Research suggests human thinking switches between two modes: a static mode, where we focus deeply on one thing, and an active mode, where we move, scan, and sift for new ideas. The fix is alignment. Use movement for ideation - walking, talking, capturing thoughts with AI voice or transcription. Then switch modes: sit down and focus on one thing at a time. Bring AI back in the loop when you have something concrete to refine or extend.
In practice, it becomes a loop that's better for the way you feel and better for your outputs: generate (AI-supported), execute (human-focused), implement (AI-supported). Living, moving, shifting, executing precisely; this is a style of work that's more effective and more human.
Is your AI use supporting wellbeing? Apply a simple framework to find out
Phew - if you stuck with us from the start that's a lot. It's hard for it not to be when AI is squeezing into every aspect of our work. It means we can't talk about wellbeing separately from or AI, or AI from wellbeing. That's why we've come up with three tests you can apply next time you're considering a use case for an AI and whether it will enhance wellbeing. Remember, if it's not enhancing wellbeing in the long run, then it's probably not enhancing your prospects of doing well in the race for profitable AI implementation either.

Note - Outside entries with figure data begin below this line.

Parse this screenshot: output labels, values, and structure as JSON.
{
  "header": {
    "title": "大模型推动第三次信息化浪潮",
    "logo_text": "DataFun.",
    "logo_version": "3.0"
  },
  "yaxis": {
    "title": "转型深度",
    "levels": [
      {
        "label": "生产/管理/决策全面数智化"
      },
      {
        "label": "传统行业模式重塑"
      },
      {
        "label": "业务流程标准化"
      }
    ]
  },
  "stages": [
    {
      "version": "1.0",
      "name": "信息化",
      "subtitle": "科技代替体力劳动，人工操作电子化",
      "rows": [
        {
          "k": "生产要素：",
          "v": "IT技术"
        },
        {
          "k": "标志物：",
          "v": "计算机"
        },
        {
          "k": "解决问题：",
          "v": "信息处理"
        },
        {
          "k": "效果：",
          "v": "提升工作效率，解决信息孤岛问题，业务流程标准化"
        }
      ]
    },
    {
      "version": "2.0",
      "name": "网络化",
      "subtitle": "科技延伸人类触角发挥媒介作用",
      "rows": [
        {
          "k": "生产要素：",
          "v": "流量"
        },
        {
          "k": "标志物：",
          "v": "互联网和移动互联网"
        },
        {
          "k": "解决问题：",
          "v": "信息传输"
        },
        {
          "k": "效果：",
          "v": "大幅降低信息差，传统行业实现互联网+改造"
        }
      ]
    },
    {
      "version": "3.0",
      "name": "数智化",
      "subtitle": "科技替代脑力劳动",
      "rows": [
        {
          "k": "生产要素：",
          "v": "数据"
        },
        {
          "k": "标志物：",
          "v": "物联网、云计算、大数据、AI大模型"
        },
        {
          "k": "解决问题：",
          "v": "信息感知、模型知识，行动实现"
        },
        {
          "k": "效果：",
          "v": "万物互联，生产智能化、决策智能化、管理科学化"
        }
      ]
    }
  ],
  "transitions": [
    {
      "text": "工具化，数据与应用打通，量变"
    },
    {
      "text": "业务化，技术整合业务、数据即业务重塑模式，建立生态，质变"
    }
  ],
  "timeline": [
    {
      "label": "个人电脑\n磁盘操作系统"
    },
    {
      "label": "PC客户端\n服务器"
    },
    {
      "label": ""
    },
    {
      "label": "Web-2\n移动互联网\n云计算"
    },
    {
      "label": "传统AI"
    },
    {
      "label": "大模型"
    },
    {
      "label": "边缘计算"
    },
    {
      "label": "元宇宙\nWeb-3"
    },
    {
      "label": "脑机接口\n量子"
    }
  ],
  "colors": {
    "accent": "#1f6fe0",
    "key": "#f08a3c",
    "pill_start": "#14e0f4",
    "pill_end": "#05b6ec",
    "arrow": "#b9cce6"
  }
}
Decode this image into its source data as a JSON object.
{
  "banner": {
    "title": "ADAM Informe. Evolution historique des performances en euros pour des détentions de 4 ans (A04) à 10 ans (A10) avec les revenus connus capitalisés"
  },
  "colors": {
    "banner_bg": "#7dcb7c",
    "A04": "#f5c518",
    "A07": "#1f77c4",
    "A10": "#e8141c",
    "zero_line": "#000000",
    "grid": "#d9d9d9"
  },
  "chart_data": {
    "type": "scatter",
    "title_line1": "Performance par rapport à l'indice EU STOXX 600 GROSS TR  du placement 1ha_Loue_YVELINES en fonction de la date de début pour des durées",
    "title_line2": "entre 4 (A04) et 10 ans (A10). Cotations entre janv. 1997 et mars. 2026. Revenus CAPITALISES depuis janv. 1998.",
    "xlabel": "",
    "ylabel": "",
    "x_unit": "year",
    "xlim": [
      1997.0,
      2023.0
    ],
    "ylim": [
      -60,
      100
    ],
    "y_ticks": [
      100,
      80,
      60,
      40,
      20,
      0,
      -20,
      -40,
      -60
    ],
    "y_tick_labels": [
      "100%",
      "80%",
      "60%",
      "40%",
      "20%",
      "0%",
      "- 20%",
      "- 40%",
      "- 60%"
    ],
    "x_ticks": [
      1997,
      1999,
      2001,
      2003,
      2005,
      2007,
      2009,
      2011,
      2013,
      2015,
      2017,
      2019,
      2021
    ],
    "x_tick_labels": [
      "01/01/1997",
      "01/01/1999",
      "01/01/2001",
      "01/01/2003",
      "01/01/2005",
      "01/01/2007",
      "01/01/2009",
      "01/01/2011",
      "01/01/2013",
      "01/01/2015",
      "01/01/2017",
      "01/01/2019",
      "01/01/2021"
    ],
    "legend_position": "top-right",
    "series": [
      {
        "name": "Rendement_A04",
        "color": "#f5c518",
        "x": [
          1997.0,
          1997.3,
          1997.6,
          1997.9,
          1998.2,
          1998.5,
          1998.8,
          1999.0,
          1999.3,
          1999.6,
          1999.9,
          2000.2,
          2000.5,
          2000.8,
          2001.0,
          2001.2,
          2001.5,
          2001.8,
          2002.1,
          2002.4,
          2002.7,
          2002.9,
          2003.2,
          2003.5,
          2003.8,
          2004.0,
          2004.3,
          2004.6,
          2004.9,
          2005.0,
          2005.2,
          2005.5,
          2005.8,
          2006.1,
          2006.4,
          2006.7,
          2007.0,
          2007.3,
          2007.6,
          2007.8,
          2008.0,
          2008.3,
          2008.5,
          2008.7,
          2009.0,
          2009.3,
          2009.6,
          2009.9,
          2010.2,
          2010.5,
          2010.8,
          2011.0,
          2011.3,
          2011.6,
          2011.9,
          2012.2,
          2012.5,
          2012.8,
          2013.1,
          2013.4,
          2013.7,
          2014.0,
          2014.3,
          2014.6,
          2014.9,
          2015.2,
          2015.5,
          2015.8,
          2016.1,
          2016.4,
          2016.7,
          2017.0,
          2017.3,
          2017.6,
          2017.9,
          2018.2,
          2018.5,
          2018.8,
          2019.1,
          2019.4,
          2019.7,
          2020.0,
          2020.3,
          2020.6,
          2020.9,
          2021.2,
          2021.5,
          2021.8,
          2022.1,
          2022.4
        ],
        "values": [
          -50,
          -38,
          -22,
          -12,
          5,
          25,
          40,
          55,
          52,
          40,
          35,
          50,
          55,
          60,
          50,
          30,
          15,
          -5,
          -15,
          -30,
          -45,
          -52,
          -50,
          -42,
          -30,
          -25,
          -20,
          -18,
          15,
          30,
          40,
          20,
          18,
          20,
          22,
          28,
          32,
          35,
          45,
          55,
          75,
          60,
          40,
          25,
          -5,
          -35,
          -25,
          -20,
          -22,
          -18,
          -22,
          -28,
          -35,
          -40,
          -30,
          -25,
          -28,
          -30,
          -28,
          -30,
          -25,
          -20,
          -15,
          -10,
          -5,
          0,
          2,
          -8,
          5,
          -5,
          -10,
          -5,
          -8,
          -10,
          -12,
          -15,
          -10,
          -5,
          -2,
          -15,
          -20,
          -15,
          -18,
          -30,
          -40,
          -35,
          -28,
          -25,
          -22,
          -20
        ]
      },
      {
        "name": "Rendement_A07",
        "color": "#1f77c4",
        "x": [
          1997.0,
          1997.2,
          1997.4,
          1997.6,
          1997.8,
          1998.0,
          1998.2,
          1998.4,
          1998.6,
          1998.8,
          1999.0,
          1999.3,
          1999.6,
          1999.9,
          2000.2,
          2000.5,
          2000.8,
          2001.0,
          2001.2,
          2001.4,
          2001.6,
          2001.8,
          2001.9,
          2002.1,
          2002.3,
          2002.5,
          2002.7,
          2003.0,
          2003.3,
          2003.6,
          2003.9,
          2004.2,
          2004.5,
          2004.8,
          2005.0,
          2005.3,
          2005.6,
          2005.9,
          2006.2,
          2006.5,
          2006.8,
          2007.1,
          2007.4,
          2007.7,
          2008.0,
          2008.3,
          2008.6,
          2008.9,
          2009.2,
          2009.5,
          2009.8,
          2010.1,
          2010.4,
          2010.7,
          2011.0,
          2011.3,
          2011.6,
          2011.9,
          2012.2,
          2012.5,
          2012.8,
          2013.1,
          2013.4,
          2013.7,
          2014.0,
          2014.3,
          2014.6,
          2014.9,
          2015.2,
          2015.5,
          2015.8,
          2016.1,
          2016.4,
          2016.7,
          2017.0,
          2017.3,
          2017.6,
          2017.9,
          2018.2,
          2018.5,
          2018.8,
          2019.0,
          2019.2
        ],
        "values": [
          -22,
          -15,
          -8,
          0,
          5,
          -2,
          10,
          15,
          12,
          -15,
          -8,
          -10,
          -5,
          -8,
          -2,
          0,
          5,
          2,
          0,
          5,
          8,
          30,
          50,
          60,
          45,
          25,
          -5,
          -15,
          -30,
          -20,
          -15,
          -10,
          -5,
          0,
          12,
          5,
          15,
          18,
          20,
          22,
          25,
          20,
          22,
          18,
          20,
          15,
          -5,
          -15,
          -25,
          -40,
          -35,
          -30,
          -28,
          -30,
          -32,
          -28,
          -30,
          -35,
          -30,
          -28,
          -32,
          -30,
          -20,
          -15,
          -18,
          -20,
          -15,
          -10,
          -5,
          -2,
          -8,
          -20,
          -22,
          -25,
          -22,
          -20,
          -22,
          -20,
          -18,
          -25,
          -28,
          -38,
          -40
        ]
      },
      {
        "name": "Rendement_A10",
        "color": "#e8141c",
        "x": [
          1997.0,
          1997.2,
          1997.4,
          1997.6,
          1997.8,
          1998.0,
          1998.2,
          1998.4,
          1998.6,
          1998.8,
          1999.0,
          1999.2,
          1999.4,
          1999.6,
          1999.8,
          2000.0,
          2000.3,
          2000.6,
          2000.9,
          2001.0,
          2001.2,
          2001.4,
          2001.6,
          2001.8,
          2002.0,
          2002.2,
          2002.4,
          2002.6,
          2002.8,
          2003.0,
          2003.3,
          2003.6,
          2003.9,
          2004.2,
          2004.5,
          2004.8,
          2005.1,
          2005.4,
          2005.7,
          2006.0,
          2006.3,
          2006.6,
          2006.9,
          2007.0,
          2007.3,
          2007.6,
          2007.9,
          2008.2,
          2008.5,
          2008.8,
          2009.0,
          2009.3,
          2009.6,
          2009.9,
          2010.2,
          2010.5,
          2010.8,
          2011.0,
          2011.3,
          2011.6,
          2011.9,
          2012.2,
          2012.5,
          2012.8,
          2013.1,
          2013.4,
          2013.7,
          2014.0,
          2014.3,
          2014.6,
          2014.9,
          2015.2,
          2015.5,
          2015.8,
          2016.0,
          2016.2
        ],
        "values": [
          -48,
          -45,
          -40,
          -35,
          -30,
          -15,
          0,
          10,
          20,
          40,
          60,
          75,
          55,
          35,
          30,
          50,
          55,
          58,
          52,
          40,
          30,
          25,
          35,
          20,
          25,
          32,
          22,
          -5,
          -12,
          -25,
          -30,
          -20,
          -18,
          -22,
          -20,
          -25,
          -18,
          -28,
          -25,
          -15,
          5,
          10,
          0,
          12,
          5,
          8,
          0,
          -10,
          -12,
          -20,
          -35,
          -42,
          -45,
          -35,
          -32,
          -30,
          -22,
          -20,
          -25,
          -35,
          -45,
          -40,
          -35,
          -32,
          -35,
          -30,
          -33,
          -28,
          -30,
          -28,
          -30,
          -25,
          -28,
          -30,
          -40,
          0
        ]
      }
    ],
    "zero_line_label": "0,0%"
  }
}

To rate whether a particular use case for AI is working for your wellbeing, consider if it’s D – C – P: discrete, connected and paced.
Discrete:
Does this genuinely solve a problem at an acceptable level risk?
Connected:
Does this improve human connection, or free up time for it?
Paced:
Can you sustain this without burning out? Do you have enough left to focus on the other things you need to do well?
If the answer to any of these is no, it is worth pausing.
This isn’t just a race to go faster
We made it! Except this is only the starting line…
The real race starts in workplaces around the world every morning, every new use case, every gain in efficiency, contributes to a much larger shift in how organisations operate. We have been through transformations like this before, and history shows that speed without care comes at a cost – think Industrial Revolution and the wellbeing of miners, chimney sweeps and factory workers. This time, there is an opportunity to do things differently.
The question is not how fast we can move with AI. It is how we choose to move forward together. It’s about how well we understand the work we’re doing.
The future will not be defined by technology alone, but by how well we combine it with human capability. And the organisations that succeed will not simply be the fastest. They will be the ones that know how to go fast, while still going well — because ultimately, that is how they will go further.
In a three-legged race, going faster isn’t what wins. Staying upright is.